Second, we identify individuals who were most likely to be exposed to the effects of online tax information, based on observable characteristics that predict internet access. As shown in Figure 2, the happiness–income relationship remained at the pre-2001 level for individuals with lower internet access but increased substantially and persisted at the higher level for individuals with higher internet access.

Figure 2 Event-study analysis

Source: Perez-Truglia (2019).

We also offer a falsification test by reproducing the analysis using similar survey data from Germany, a country that was not affected by a change in income transparency. The event-study analysis shows that the happiness–income relationship remained stable in Germany from 1985 to 2013, both in the population at large and in the sub-populations of individuals with higher and lower internet access.

Our evidence is consistent with related studies suggesting that income comparisons play a significant role in the relationship between income and subjective wellbeing (Luttmer 2005). Our evidence is also consistent with anecdotal evidence reported in the Norwegian media. For example, low-income adults felt shamed by the tax lists and children from poorer households were allegedly bullied at school because of the tax lists. Our findings are also in line with survey data indicating that, relative to richer households, poorer households were more likely to oppose the income transparency policy.

The debate on transparency goes far beyond the disclosure of tax records.
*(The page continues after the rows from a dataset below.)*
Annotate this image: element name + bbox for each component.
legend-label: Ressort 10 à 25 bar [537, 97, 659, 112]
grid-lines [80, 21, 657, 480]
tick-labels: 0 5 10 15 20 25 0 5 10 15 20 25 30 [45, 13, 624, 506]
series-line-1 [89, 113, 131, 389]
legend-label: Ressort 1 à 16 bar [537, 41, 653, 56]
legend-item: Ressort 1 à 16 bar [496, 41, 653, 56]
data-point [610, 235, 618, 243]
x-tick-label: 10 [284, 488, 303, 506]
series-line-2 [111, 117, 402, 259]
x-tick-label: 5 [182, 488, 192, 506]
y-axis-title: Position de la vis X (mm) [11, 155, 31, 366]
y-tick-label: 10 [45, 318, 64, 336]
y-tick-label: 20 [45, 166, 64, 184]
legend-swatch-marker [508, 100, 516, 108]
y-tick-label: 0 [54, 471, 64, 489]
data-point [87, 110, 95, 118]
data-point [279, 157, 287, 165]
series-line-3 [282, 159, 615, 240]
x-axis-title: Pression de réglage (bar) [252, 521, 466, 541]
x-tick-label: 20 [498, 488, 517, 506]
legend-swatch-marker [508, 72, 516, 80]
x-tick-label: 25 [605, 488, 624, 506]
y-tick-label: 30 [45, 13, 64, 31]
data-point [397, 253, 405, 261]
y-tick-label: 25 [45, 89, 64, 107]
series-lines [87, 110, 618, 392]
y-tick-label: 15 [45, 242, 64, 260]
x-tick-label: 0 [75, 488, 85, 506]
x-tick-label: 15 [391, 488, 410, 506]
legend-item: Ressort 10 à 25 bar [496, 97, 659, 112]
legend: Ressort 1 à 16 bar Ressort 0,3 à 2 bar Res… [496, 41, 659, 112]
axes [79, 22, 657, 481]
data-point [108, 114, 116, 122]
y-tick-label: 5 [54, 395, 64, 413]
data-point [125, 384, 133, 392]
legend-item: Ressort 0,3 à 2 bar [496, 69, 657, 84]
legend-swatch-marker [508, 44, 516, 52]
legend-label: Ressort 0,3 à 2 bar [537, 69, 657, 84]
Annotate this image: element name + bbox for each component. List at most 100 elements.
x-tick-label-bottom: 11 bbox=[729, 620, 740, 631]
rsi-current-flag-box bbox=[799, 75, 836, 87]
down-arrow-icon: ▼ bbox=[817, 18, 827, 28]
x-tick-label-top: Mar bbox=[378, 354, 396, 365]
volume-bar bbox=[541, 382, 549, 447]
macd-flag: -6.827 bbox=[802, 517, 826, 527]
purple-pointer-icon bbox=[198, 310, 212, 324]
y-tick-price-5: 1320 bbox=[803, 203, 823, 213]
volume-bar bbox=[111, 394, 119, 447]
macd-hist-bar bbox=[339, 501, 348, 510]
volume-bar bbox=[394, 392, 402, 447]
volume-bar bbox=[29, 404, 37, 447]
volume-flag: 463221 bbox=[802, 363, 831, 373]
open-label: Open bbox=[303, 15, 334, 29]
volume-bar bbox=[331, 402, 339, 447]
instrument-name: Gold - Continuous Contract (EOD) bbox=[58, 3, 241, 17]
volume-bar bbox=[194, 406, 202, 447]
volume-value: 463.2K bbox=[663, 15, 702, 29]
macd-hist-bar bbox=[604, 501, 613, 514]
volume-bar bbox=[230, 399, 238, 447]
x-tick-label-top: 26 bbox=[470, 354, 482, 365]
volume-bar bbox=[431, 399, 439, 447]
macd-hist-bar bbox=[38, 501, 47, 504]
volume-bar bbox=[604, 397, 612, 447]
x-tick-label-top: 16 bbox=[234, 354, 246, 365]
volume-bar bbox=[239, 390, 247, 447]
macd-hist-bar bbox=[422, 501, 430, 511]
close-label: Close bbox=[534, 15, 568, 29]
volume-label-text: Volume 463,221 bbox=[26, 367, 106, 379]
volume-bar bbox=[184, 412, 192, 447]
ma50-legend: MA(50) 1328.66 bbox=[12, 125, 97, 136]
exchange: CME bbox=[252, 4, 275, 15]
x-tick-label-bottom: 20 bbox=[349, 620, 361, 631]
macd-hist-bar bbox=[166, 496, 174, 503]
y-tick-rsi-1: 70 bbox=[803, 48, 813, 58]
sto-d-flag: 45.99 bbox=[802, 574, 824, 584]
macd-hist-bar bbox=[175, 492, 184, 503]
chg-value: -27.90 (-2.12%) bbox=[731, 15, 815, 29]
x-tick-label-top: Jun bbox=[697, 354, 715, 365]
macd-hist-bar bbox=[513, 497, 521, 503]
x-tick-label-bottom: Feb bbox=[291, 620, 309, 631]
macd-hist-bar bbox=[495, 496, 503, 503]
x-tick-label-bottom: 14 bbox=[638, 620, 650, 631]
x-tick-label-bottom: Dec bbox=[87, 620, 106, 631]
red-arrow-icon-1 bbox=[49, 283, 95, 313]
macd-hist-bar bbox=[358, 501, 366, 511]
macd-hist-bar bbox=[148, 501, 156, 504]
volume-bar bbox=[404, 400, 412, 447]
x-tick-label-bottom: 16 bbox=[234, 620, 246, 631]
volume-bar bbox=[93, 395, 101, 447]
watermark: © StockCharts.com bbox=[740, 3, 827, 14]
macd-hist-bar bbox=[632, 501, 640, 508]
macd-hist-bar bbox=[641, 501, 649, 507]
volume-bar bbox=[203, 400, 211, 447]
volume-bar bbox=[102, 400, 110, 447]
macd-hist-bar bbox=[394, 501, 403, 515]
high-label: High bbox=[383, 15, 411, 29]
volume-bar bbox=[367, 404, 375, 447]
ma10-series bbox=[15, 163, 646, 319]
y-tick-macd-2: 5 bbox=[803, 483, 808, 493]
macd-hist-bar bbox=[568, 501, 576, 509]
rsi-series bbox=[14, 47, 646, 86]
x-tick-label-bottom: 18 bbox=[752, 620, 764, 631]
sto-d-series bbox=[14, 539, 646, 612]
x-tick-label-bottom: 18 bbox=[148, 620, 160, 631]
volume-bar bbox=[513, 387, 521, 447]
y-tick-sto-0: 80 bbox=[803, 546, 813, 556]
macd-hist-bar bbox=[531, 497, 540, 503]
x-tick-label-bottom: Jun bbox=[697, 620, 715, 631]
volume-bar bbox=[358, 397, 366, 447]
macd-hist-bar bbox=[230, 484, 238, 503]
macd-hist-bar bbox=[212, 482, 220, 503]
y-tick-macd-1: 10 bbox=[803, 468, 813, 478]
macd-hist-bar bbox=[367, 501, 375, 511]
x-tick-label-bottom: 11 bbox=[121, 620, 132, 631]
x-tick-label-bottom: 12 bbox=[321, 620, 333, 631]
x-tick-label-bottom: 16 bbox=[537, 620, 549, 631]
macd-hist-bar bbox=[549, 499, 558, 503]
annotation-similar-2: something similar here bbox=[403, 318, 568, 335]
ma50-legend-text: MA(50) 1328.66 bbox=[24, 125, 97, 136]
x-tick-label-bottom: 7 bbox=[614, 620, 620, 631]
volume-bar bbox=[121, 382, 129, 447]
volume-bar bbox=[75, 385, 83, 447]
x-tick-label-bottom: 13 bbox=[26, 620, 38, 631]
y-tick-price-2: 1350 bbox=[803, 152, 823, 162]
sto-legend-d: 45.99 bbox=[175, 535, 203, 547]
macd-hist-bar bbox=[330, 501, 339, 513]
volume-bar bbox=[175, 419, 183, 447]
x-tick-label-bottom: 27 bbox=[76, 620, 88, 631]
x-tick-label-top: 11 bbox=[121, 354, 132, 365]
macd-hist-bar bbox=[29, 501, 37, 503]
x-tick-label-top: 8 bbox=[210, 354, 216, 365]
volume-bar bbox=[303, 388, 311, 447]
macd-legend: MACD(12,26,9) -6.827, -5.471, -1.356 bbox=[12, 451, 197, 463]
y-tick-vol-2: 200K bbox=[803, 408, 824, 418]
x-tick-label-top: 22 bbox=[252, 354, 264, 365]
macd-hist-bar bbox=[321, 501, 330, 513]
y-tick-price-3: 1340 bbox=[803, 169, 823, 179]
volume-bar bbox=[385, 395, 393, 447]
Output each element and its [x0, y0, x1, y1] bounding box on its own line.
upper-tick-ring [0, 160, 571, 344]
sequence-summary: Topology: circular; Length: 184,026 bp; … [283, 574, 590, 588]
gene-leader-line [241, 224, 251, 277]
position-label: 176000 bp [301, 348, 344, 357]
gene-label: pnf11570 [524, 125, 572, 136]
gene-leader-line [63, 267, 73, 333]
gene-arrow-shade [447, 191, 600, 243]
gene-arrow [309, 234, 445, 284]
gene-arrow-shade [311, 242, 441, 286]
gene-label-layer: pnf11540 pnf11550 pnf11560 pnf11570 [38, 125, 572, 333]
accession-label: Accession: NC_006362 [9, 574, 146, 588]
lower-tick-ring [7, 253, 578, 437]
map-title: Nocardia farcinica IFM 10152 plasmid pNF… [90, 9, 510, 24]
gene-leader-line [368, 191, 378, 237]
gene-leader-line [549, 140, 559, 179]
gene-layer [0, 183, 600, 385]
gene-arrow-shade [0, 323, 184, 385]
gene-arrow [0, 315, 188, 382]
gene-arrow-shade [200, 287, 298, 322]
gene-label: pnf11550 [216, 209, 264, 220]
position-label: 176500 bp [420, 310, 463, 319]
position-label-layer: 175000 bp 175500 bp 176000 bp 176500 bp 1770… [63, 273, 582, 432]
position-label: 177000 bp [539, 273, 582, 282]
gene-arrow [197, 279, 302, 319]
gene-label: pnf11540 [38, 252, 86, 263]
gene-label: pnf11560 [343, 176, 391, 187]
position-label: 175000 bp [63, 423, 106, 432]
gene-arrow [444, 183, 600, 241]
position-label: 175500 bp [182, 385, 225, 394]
Governments around the world disclose all sorts of sensitive information, such as the salaries of public employees (Card et al. 2012, Mas 2017), individual contributions to political campaigns (Perez-Truglia and Cruces 2018), and identities of criminals and tax delinquents (Linden and Rockoff 2008, Perez-Truglia and Troiano 2018). Private organisations can also disclose information that can have societal effects, for example companies can disclose the salaries of their employees (Cullen and Perez-Truglia 2018, Cullen and Pakzad-Hurson 2018).

Policy implications

Our findings suggest that it is important to measure the wellbeing effects of disclosing sensitive data. When choosing transparency policies, these effects must be accounted for in the cost-benefit analysis. However, even if transparency is found to affect the wellbeing of the individuals whose information is being divulged, that does not imply that transparency should be avoided. Rather, we should find alternative ways of disclosing information that mitigates adverse consequences while preserving some of its desirable effects.

For example, the Norwegian government made searches of tax records non-anonymous in 2014. Specifically, any individual could use a website to identify who had looked at his or her tax records. This removal of anonymity was intended to discourage individuals from unsavoury uses of the tax records, such as snooping, due to the threat of social sanctions. The policy was effective – the number of searches on the tax website dropped by 88% after the removal of anonymity. The number of users logging in to the system did not decrease much, but instead of searching for others’ incomes, most users logged in to find out who searched for them.

However, non-anonymous searches can still discourage legitimate uses of data. Governments may want to complement the non-anonymous search tools by offering anonymous access to de-identified datasets. For example, some US states list the salaries of all public employees including identifiable information such as full names. Instead, they could offer aggregate data such as average salaries or salary ranges by position and unit. This aggregate data can provide most of the information that individuals need for their decision making, while avoiding harmful effects on the wellbeing of the employees who earn less.